FTBer weighing up new mortgage options

sinky

Registered User
Messages
18
Hi All,

I would appreciate people's views on current mortgage options.
I am buying at house €175k and I need an 80% LTV loan for €140k
I have job stability, no loans, savings etc so I do not think approval is an issue but I am looking for the best deal.

BOI will offer 4.5% variable APR and pay 1% stamp duty (€1,750)
PTSB offer 4.3% APR. How can I compare these deals?

Is anyone recommending a fixed mortgage in light of a potential new wave of rate increases?

As a FTBer, I appreciate all input.

Many thanks!
 
Hi sinky,

On the cost comparison between the two, using this mortgage calculator http://www.drcalculator.com/mortgage/ie/ (and assuming a 25 year term, you start repaying in May and there are no rate changes in 2014)


4.3
Monthly repayment: €762.36
Cost of interest up to end of 2014: 3986.99

4.5
Monthly repayment: €778.17
Cost of interest up to end of 2014: 4173.22


At a rate of 4.3% over the lifetime of a 25 year mortgage (and assuming nothing changes... highly unlikely!) the interest amounts to €88,707.48

At a rate of 4.5%, the comparable amount is 93,449.64

I would suggest playing around with the calculator a bit yourself to see how the different scenarios pan out and work out whether the BoI sweetener is worth the higher interest cost and the higher monthly repayment.

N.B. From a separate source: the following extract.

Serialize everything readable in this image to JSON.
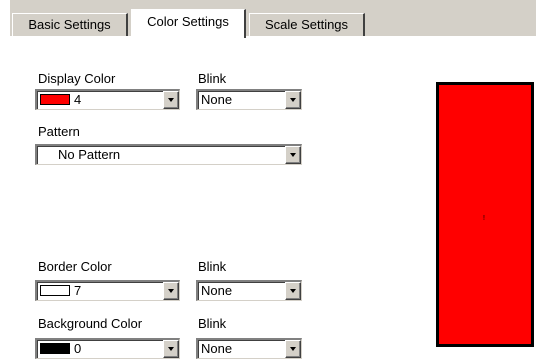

On whether or not to fix, that has to depend on whether you want certainty in your payments for the fixed period. Fixed interest rate comes at a premium as the bank is taking on the risk of its cost of financing going up it will generally set the rate to account for some fluctuations. In general don't fix unless you need that certainty, it ties you to the rate (great if it rises, not so great if it doesn't) and it usually limits or penalises you repaying early.
 
Hello,

Thank you for your reply.
I've been reading up on fixed vs variable mortgages and I could withstand some interest rate increases so I might go for the variable and overpay to the cost of the fixed repayments for now.

I've been looking at the calculators and see the best deal for me is the KBC mortgage. My main banking for my salary, current a/c etc is PTSB. Is there any advantage to going with them at a higher cost? Is there any way that banks enter into bargaining ie see if PTSB can offer a sweetener if I tell them I am approved by KBC too or do they not have this discretion?

Many thanks again,
Sinky
 
No particular advantage in having your mortgage at the same bank that I can think of anyway. You can always try negotiating with them but I doubt it will make much difference on their offer.

By the way, I have just seen the advert for the BoI sweetener. It is that they will pay stamp duty to the value of 1% of your mortgage, so it would be €1400 not €1750.